Editor’s note: It is the end of an era in the United Kingdom, where Queen Elizabeth II has died today, September 8, 2022. We look back in her honor at an exhibition of her clothing that recognized her as a political and style icon of her day.
In 2016, in celebration of the 90th birthday of Queen Elizabeth II, more than 150 different outfits were displayed in an exhibition entitled “Fashioning a Reign.” Though it is estimated that Queen Elizabeth II attended approximately 25,000 royal engagements and owned about 10,000 unique outfits for such occasions, the exhibit focused on a smaller number of outfits, featured in three locations—in Scotland at The Palace of Holyroodhouse and in England at both Windsor Castle and Buckingham Palace where the flagship exhibit is held.

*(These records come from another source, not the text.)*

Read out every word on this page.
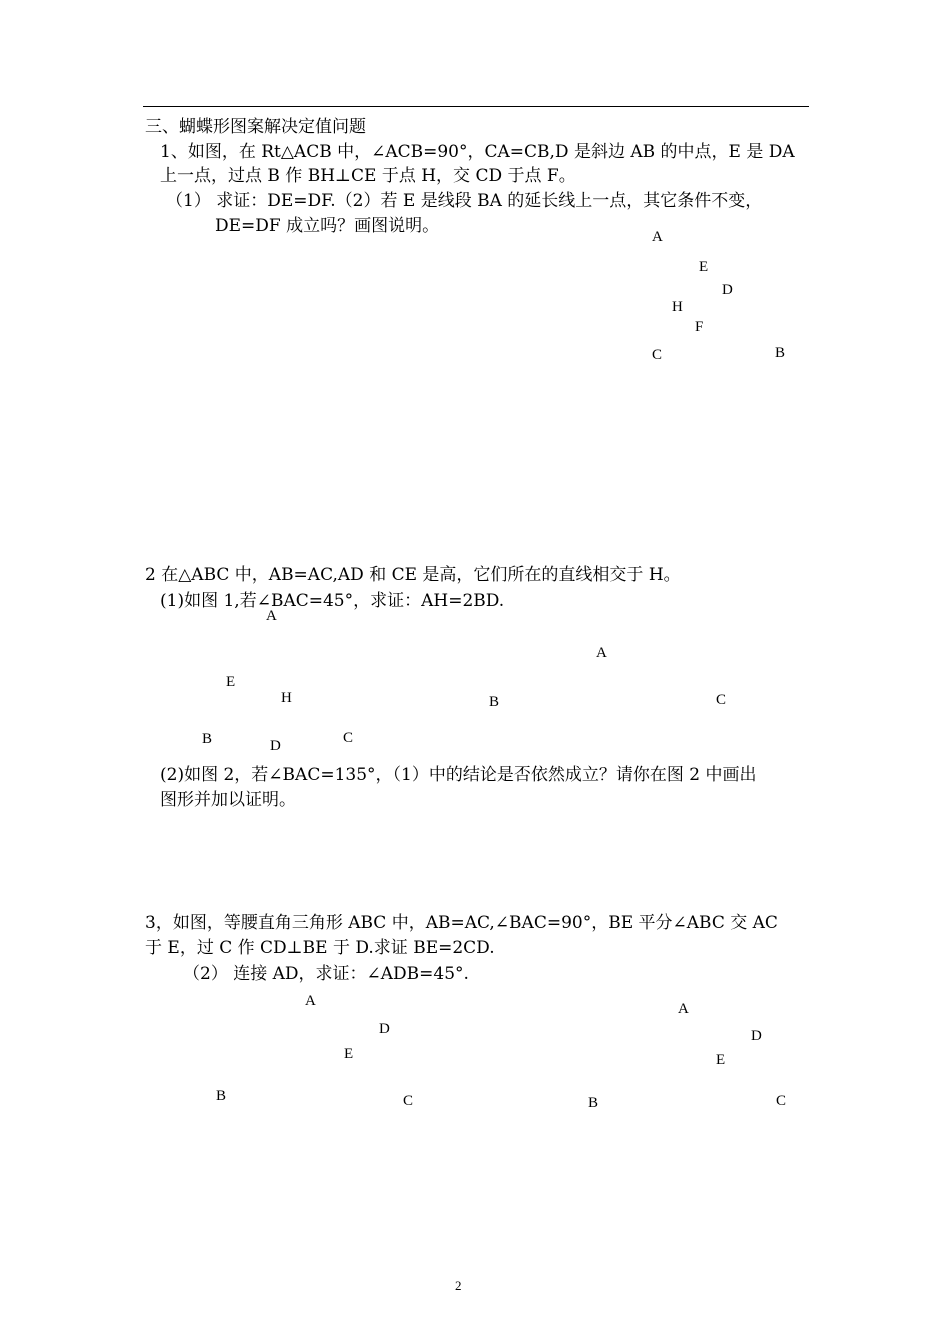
三、蝴蝶形图案解决定值问题
1、如图，在 Rt△ACB 中，∠ACB=90°，CA=CB,D 是斜边 AB 的中点，E 是 DA
上一点，过点 B 作 BH⊥CE 于点 H，交 CD 于点 F。
（1） 求证：DE=DF.（2）若 E 是线段 BA 的延长线上一点，其它条件不变，
DE=DF 成立吗？画图说明。
A
E
D
H
F
C	B
2 在△ABC 中，AB=AC,AD 和 CE 是高，它们所在的直线相交于 H。
(1)如图 1,若∠BAC=45°，求证：AH=2BD.
A
E
H
B	D	C
A
B	C
(2)如图 2，若∠BAC=135°，（1）中的结论是否依然成立？请你在图 2 中画出
图形并加以证明。
3，如图，等腰直角三角形 ABC 中，AB=AC,∠BAC=90°，BE 平分∠ABC 交 AC
于 E，过 C 作 CD⊥BE 于 D.求证 BE=2CD.
（2） 连接 AD，求证：∠ADB=45°.
A
D
E
B	C
A
D
E
B	C
2
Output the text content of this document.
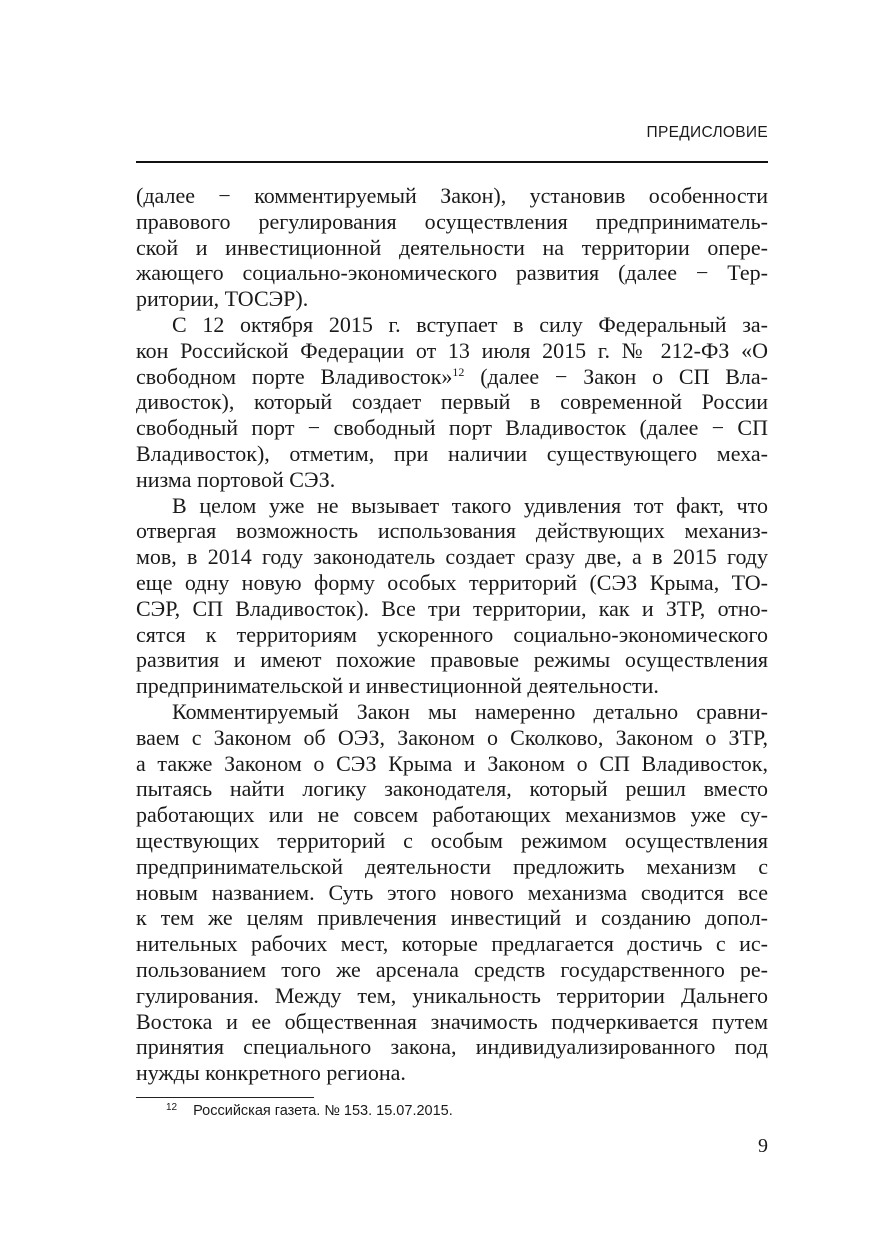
ПРЕДИСЛОВИЕ
(далее − комментируемый Закон), установив особенности
правового регулирования осуществления предприниматель-
ской и инвестиционной деятельности на территории опере-
жающего социально-экономического развития (далее − Тер-
ритории, ТОСЭР).
С 12 октября 2015 г. вступает в силу Федеральный за-
кон Российской Федерации от 13 июля 2015 г. № 212-ФЗ «О
свободном порте Владивосток»$^{12}$ (далее − Закон о СП Вла-
дивосток), который создает первый в современной России
свободный порт − свободный порт Владивосток (далее − СП
Владивосток), отметим, при наличии существующего меха-
низма портовой СЭЗ.
В целом уже не вызывает такого удивления тот факт, что
отвергая возможность использования действующих механиз-
мов, в 2014 году законодатель создает сразу две, а в 2015 году
еще одну новую форму особых территорий (СЭЗ Крыма, ТО-
СЭР, СП Владивосток). Все три территории, как и ЗТР, отно-
сятся к территориям ускоренного социально-экономического
развития и имеют похожие правовые режимы осуществления
предпринимательской и инвестиционной деятельности.
Комментируемый Закон мы намеренно детально сравни-
ваем с Законом об ОЭЗ, Законом о Сколково, Законом о ЗТР,
а также Законом о СЭЗ Крыма и Законом о СП Владивосток,
пытаясь найти логику законодателя, который решил вместо
работающих или не совсем работающих механизмов уже су-
ществующих территорий с особым режимом осуществления
предпринимательской деятельности предложить механизм с
новым названием. Суть этого нового механизма сводится все
к тем же целям привлечения инвестиций и созданию допол-
нительных рабочих мест, которые предлагается достичь с ис-
пользованием того же арсенала средств государственного ре-
гулирования. Между тем, уникальность территории Дальнего
Востока и ее общественная значимость подчеркивается путем
принятия специального закона, индивидуализированного под
нужды конкретного региона.
$^{12}$ Российская газета. № 153. 15.07.2015.
9
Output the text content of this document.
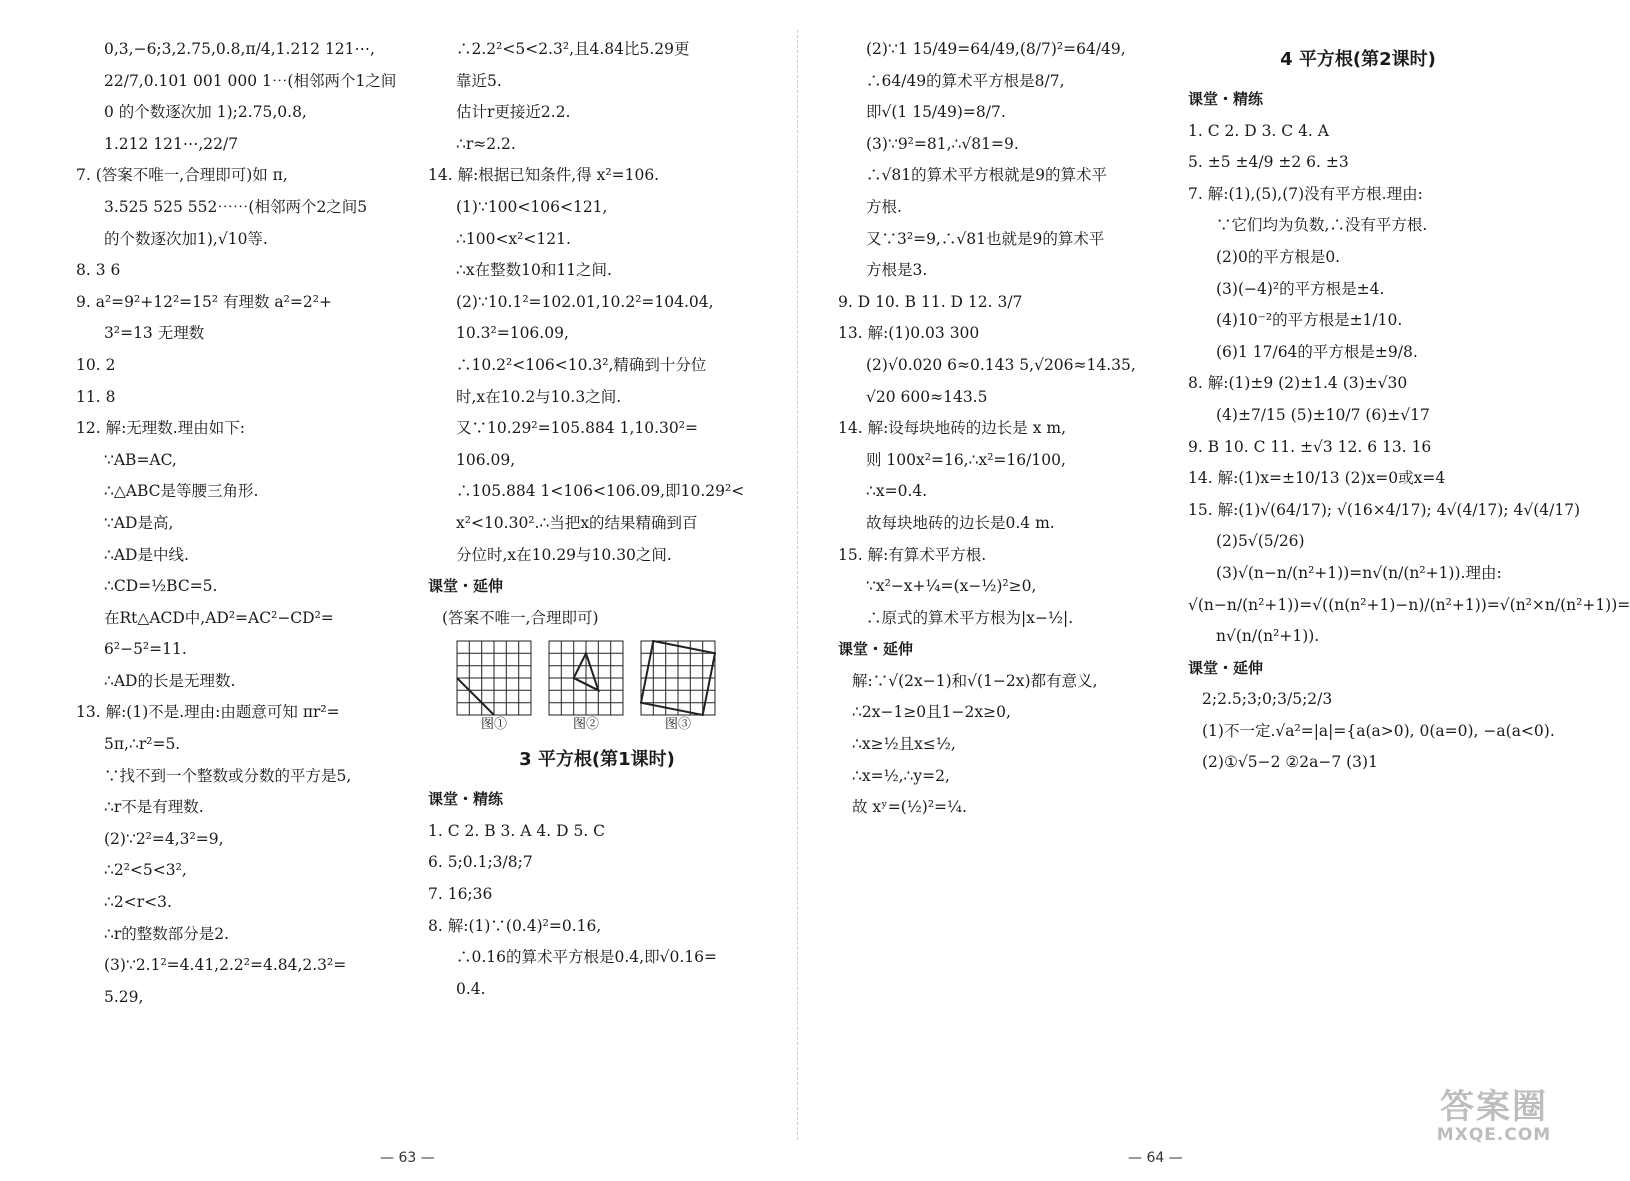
0,3,−6;3,2.75,0.8,π/4,1.212 121⋯,
22/7,0.101 001 000 1⋯(相邻两个1之间
0 的个数逐次加 1);2.75,0.8,
1.212 121⋯,22/7
7. (答案不唯一,合理即可)如 π,
3.525 525 552⋯⋯(相邻两个2之间5
的个数逐次加1),√10等.
8. 3 6
9. a²=9²+12²=15² 有理数 a²=2²+
3²=13 无理数
10. 2
11. 8
12. 解:无理数.理由如下:
∵AB=AC,
∴△ABC是等腰三角形.
∵AD是高,
∴AD是中线.
∴CD=½BC=5.
在Rt△ACD中,AD²=AC²−CD²=
6²−5²=11.
∴AD的长是无理数.
13. 解:(1)不是.理由:由题意可知 πr²=
5π,∴r²=5.
∵找不到一个整数或分数的平方是5,
∴r不是有理数.
(2)∵2²=4,3²=9,
∴2²<5<3²,
∴2<r<3.
∴r的整数部分是2.
(3)∵2.1²=4.41,2.2²=4.84,2.3²=
5.29,
∴2.2²<5<2.3²,且4.84比5.29更
靠近5.
估计r更接近2.2.
∴r≈2.2.
14. 解:根据已知条件,得 x²=106.
(1)∵100<106<121,
∴100<x²<121.
∴x在整数10和11之间.
(2)∵10.1²=102.01,10.2²=104.04,
10.3²=106.09,
∴10.2²<106<10.3²,精确到十分位
时,x在10.2与10.3之间.
又∵10.29²=105.884 1,10.30²=
106.09,
∴105.884 1<106<106.09,即10.29²<
x²<10.30².∴当把x的结果精确到百
分位时,x在10.29与10.30之间.
课堂・延伸
(答案不唯一,合理即可)
图①	图②	图③
3 平方根(第1课时)
课堂・精练
1. C 2. B 3. A 4. D 5. C
6. 5;0.1;3/8;7
7. 16;36
8. 解:(1)∵(0.4)²=0.16,
∴0.16的算术平方根是0.4,即√0.16=
0.4.
(2)∵1 15/49=64/49,(8/7)²=64/49,
∴64/49的算术平方根是8/7,
即√(1 15/49)=8/7.
(3)∵9²=81,∴√81=9.
∴√81的算术平方根就是9的算术平
方根.
又∵3²=9,∴√81也就是9的算术平
方根是3.
9. D 10. B 11. D 12. 3/7
13. 解:(1)0.03 300
(2)√0.020 6≈0.143 5,√206≈14.35,
√20 600≈143.5
14. 解:设每块地砖的边长是 x m,
则 100x²=16,∴x²=16/100,
∴x=0.4.
故每块地砖的边长是0.4 m.
15. 解:有算术平方根.
∵x²−x+¼=(x−½)²≥0,
∴原式的算术平方根为|x−½|.
课堂・延伸
解:∵√(2x−1)和√(1−2x)都有意义,
∴2x−1≥0且1−2x≥0,
∴x≥½且x≤½,
∴x=½,∴y=2,
故 xʸ=(½)²=¼.
4 平方根(第2课时)
课堂・精练
1. C 2. D 3. C 4. A
5. ±5 ±4/9 ±2 6. ±3
7. 解:(1),(5),(7)没有平方根.理由:
∵它们均为负数,∴没有平方根.
(2)0的平方根是0.
(3)(−4)²的平方根是±4.
(4)10⁻²的平方根是±1/10.
(6)1 17/64的平方根是±9/8.
8. 解:(1)±9 (2)±1.4 (3)±√30
(4)±7/15 (5)±10/7 (6)±√17
9. B 10. C 11. ±√3 12. 6 13. 16
14. 解:(1)x=±10/13 (2)x=0或x=4
15. 解:(1)√(64/17); √(16×4/17); 4√(4/17); 4√(4/17)
(2)5√(5/26)
(3)√(n−n/(n²+1))=n√(n/(n²+1)).理由:
√(n−n/(n²+1))=√((n(n²+1)−n)/(n²+1))=√(n²×n/(n²+1))=
n√(n/(n²+1)).
课堂・延伸
2;2.5;3;0;3/5;2/3
(1)不一定.√a²=|a|={a(a>0), 0(a=0), −a(a<0).
(2)①√5−2 ②2a−7 (3)1
— 63 —	— 64 —
答案圈
MXQE.COM
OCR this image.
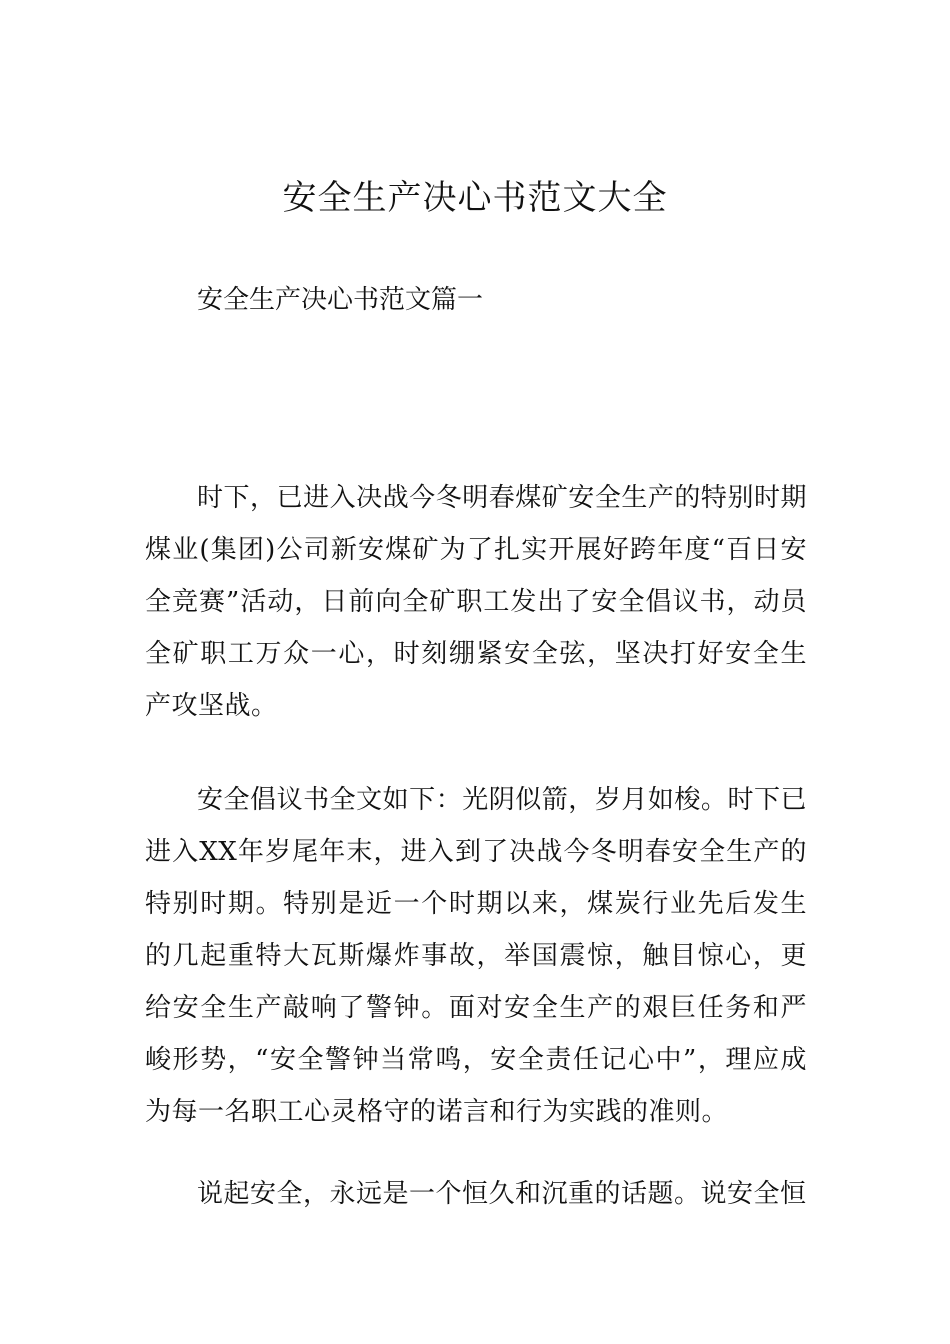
安全生产决心书范文大全

安全生产决心书范文篇一

时下，已进入决战今冬明春煤矿安全生产的特别时期煤业(集团)公司新安煤矿为了扎实开展好跨年度“百日安全竞赛”活动，日前向全矿职工发出了安全倡议书，动员全矿职工万众一心，时刻绷紧安全弦，坚决打好安全生产攻坚战。

安全倡议书全文如下：光阴似箭，岁月如梭。时下已进入XX年岁尾年末，进入到了决战今冬明春安全生产的特别时期。特别是近一个时期以来，煤炭行业先后发生的几起重特大瓦斯爆炸事故，举国震惊，触目惊心，更给安全生产敲响了警钟。面对安全生产的艰巨任务和严峻形势，“安全警钟当常鸣，安全责任记心中”，理应成为每一名职工心灵格守的诺言和行为实践的准则。

说起安全，永远是一个恒久和沉重的话题。说安全恒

Besides providing gorgeous eye-candy for viewers, the exhibit followed a near-century of fashion, from Queen Elizabeth II’s childhood ensembles in the ‘30s and ‘40s, to her wedding dress, to her Coronation dress, to her royal Stewart tartan fashions, to her State Visit ensembles. As the times and politics change, so too does the fashion and the ideology associated with the unique messaging behind it.
Ruth P. Feingold explores the Queen’s marketability leading up to and following her 1953 Coronation. In her analysis, she reminds readers that “although the doings of the Royals may now come to our attention chiefly as we stand in line at the grocery store, it would be a mistake to conclude, as a result, that they can’t—and don’t—have significant cultural, and even political, effects.” While seen as mainly ceremonial in function, the image of the queen, Feingold argues, was key to nation-building in Great Britain after WWII.
Feingold analyzes the iconography of the Queen and “the manner it was circulated throughout the world in text and images,” pointing out “the ways that carefully articulated concepts of nation and gender combined at mid-century to set forth a prescription for Britishness on a worldwide stage and offered both Britons and former colonials a compelling vision of a post-imperial future.”
The Coronation festivities worked to emphasize “the concept of youth—that of the Queen, that of her subjects, and that of the nation as a whole.” As a youthful new queen, Elizabeth II quite literally served as “the incarnation of the age to come.”The body of the Queen—her style, dress, makeup, jewels, and demeanor—came to represent a physical embodiment of the nation. Norman Hartnell designed her Coronation dress, which incorporated the Queen’s territories as a visual symbol. It included “emblems of Commonwealth nations and Dominions embroidered in colored silk on the skirt of the Queen’s gown.” As The Telegraph notes, the gown’s intricate embroideries also included “the rose of England, the thistle of Scotland, the shamrock of Northern Ireland, and the daffodil of Wales.”
The Commonwealth tour following the Coronation was a carefully planned public relations event and “nationalistic occasion” that took center stage in 1953. Hartnell helped to plan her wardrobe for the subsequent tour—more than 100 outfits for the six month journey. Walter Bagehot observed that “to be a symbol, and an effective symbol, you must be vividly and often seen.” And Queen Elizabeth II was seen. Despite some initial protest, the Coronation was televised, thus broadcasting the image of the Queen internationally to her far-reaching Commonwealths. Mainstream media detailed her appearance and fashion throughout her tour.
In examining 90 years of fashion and finery, viewers of the exhibit were left with a complex image of the birth of both a political and style icon. As Feingold explains, in a post-WWII Britain, “the economic and the ideological functions of Elizabeth’s turn on the world stage coincided: the spotlight on the new Queen drew the nation and the Commonwealth in, providing a comforting and inspiring vision of what it meant to be young, female—and, in some measure, British—at the dawn of a new age.”